3. An 11 to 18 school in Essex wanted to look at the way their options were presented to year 9 pupils with a view to considering the resource and financial implications of implementation in Years 10 & 11. The school was also looking at a similar problem concerning Sixth Form provision in an area with competition from other nearby establishments. The school provided a wealth of information before the one-day visit. As a result, the Leadership Group were able to work with Mervyn on the day to determine a useful range of possible strategies. Some weeks later, Mervyn received a note from the head indicating great pleasure at the outcomes of the exercise.

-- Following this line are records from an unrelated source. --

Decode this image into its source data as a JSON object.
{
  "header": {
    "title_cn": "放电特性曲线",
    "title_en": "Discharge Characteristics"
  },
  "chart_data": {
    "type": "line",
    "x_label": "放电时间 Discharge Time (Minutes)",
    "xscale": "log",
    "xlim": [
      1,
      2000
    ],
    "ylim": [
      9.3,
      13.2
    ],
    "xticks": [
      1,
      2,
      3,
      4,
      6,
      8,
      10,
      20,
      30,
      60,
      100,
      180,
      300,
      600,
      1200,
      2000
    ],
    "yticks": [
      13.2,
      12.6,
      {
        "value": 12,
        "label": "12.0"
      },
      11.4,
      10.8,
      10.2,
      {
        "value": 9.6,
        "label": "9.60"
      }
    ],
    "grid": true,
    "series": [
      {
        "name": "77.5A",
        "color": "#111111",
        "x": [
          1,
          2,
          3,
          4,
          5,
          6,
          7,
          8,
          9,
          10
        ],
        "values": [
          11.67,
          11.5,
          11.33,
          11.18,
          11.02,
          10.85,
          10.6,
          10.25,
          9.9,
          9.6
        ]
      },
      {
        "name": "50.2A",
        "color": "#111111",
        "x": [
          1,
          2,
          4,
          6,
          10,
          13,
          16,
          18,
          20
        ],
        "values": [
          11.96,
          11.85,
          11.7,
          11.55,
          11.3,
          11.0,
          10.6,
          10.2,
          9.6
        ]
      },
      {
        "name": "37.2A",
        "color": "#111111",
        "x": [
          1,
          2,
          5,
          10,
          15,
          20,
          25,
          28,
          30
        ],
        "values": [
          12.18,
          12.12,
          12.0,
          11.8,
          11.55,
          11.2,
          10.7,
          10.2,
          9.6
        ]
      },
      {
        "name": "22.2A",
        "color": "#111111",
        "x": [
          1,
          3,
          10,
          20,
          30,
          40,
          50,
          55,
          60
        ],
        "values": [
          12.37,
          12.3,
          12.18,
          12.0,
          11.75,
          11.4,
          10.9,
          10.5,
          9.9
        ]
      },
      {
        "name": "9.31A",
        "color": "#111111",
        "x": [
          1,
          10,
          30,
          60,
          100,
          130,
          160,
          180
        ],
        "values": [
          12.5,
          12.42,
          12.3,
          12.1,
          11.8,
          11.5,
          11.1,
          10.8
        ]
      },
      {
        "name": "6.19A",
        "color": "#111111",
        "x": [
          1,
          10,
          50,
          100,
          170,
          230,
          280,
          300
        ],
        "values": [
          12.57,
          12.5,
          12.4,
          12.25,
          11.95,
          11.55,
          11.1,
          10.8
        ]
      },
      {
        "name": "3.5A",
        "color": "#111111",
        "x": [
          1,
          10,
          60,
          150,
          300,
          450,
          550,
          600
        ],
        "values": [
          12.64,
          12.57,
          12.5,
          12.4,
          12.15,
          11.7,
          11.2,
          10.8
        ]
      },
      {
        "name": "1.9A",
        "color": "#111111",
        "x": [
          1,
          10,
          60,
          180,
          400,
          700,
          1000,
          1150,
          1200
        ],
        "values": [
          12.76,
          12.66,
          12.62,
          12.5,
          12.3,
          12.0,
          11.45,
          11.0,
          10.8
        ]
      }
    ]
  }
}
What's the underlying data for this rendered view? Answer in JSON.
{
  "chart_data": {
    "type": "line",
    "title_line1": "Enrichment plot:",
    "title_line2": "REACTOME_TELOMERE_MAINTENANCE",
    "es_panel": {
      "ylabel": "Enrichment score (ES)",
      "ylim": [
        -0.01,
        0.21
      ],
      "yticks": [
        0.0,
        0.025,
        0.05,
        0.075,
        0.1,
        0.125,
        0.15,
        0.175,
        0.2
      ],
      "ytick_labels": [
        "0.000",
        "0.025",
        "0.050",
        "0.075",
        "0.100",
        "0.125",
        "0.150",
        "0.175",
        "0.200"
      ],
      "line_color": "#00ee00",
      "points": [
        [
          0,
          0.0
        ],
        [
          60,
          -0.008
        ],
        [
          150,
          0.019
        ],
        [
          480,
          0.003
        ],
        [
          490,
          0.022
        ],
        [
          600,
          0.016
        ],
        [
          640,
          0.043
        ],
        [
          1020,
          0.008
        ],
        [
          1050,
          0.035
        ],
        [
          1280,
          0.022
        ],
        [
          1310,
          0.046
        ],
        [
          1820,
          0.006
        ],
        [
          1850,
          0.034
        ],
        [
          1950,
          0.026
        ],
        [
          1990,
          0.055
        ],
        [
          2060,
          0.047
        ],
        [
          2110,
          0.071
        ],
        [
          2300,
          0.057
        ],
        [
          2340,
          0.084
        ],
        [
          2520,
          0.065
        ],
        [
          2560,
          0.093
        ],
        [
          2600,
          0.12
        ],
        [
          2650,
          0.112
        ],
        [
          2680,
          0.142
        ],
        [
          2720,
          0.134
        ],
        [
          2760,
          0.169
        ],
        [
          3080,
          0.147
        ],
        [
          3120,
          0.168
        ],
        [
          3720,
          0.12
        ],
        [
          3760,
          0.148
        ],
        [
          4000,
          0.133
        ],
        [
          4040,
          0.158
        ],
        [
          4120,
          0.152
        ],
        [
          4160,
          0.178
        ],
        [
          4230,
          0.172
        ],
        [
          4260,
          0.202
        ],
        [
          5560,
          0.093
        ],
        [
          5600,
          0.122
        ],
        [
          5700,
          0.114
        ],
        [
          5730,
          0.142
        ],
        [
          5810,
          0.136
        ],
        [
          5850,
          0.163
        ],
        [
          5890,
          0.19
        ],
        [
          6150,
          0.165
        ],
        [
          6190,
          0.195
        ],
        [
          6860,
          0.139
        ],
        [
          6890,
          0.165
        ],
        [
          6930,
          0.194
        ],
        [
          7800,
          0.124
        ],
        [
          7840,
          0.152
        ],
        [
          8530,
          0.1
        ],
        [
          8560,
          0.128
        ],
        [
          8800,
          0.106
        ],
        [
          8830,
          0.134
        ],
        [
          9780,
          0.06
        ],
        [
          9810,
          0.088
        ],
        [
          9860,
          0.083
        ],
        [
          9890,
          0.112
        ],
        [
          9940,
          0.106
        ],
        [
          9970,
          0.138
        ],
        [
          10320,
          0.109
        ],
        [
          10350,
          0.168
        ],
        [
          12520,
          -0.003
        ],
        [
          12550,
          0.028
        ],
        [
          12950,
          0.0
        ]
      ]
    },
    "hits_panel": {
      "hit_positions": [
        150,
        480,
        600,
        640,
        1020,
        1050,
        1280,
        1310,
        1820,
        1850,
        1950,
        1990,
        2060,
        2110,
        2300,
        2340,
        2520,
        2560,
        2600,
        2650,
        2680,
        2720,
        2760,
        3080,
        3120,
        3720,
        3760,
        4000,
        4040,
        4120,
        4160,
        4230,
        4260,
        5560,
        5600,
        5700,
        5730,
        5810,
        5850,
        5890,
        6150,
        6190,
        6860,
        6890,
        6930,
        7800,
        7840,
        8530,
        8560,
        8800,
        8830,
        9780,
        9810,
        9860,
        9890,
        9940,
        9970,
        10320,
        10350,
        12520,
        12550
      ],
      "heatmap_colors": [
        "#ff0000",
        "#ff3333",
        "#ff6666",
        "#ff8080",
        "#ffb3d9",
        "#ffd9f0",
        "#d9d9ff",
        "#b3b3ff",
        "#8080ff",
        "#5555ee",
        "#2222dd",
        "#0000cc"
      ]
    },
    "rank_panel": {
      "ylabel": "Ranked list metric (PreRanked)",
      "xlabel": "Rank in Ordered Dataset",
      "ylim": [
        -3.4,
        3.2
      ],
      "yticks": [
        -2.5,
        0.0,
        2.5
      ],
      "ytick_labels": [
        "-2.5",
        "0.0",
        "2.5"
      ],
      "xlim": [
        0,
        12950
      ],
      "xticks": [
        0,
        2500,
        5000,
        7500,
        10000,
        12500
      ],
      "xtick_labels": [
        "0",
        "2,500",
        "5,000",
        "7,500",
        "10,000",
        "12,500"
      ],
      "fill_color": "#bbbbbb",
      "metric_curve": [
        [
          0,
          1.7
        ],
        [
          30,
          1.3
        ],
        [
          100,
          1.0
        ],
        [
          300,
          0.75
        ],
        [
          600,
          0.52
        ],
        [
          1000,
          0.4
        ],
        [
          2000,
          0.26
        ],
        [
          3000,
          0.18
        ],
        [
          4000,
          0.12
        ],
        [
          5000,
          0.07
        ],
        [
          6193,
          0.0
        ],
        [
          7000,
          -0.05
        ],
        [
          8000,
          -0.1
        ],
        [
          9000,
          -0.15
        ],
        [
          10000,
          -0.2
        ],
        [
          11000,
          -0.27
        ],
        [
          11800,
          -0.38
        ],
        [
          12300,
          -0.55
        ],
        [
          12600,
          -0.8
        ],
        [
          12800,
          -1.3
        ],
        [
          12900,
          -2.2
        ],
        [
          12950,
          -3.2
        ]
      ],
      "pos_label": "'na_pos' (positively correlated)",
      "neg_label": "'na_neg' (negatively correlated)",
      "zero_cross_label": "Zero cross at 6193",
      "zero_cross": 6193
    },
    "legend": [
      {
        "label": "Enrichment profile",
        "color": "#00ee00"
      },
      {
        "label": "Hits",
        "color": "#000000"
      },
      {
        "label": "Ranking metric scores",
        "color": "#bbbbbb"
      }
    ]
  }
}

4. A split-site 11 to 18 school in the West Midlands wanted to try to cut down on ‘wasted' travel time by both staff and pupils. Having received and studied data provided by the school, Mervyn spent one day at the school working through ways of transferring pupils and staff back and forth in a more economic way. Later after considering the various options the school decided that changing the number of periods per day (and therefore periods per fortnight) and changing their views on registration and ‘form periods' they could make life simpler (in terms of travel) for both pupils and staff. They subsequently used Mervyn again to help with the intricate business of changing the timeframe for the school timetable.
5. A group of Secondary Schools decided that it was more economical to employ Mervyn to run the one-day 'Costing the Curriculum' course for them than to send twelve people on the course! The course was organised at one of the schools with each school contribution only a fraction of what it would have cost otherwise. They now plan to run their own three-day Timetabling Course for the very same reason!